# Frikadellen aus Forellen



## babsi (29. September 2011)

Moin,

ich habe einige Forellen im Forellenpuff gefangen, weil es am und auf dem Fjord zu stürmisch war.
Jetzt meine Frage: Habt Ihr schon mal daraus Frikadellen gemacht?


----------



## jtomit (30. September 2011)

*AW: Frikadellen aus Forellen*

Guten Morgen,

hier hast Du ein Rezept von mir:


Rezept: Forellenfrikadellen vom Grill (Das funktioniert sicher auch mit allen anderen Fischarten)

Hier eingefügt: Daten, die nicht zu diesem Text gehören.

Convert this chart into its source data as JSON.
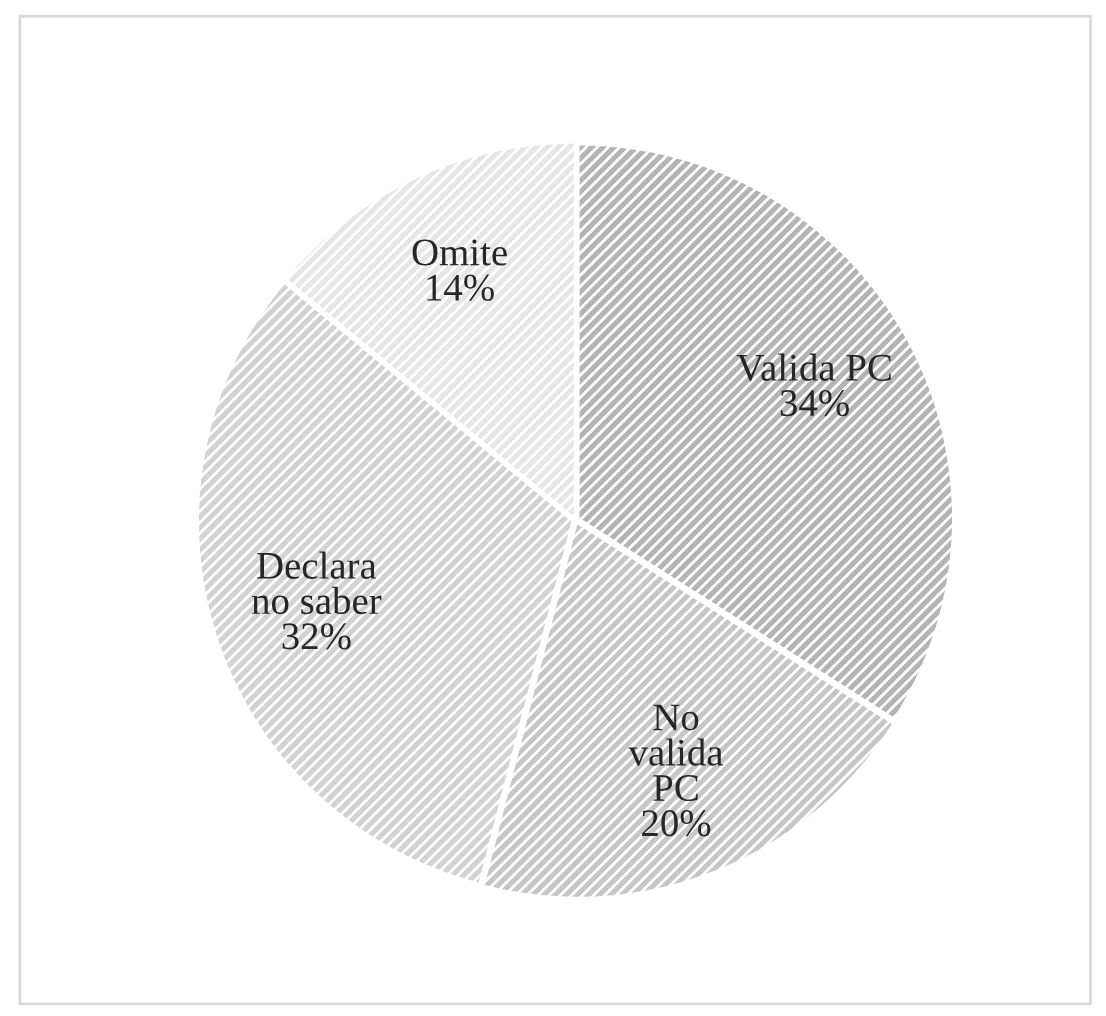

6 Forellenfilets (ca. 150-200gr pro Filet)
150gr. Schweinegehacktes
3 Lauchzwiebeln
1 rote Zwiebel
Salz, Pfeffer, Paprika, Fischgewürz
Schnittlauch und 8-Kräuter aus der TK
Semmelmehl
1 Ei

Zubereitungszeit: etwa 30 Minuten


-die Hälfte der Filets durch einen Fleischwolf drehen
-die anderen Filets in kleine Würfel schneiden
-die rote Zwiebel fein hacken und die Lauchzwiebeln in dünne Ringe schneiden
-die ganzen Zutaten gut vermischen und mit den Gewürzen abschmecken
-zum Schluß die fertige Masse mit etwas Semmelmehl binden

Guten Appetit

Tomi


----------



## babsi (3. Oktober 2011)

*AW: Frikadellen aus Forellen*



jtomit schrieb:


> Guten Morgen,
> 
> hier hast Du ein Rezept von mir:
> 
> ...


 
Danke.


----------



## Multe (4. Oktober 2011)

*AW: Frikadellen aus Forellen*

Hej halber Däne, hast du die Forellen schon einmal gebraten und danach sauer eingelegt???
Hmmm , kann ich da nur sagen.
Gruß Multe


----------



## babsi (5. Oktober 2011)

*AW: Frikadellen aus Forellen*



Multe schrieb:


> Hej halber Däne, hast du die Forellen schon einmal gebraten und danach sauer eingelegt???
> Hmmm , kann ich da nur sagen.
> Gruß Multe


 
Danke für den Tipp. Werde ich auch mal machen.


----------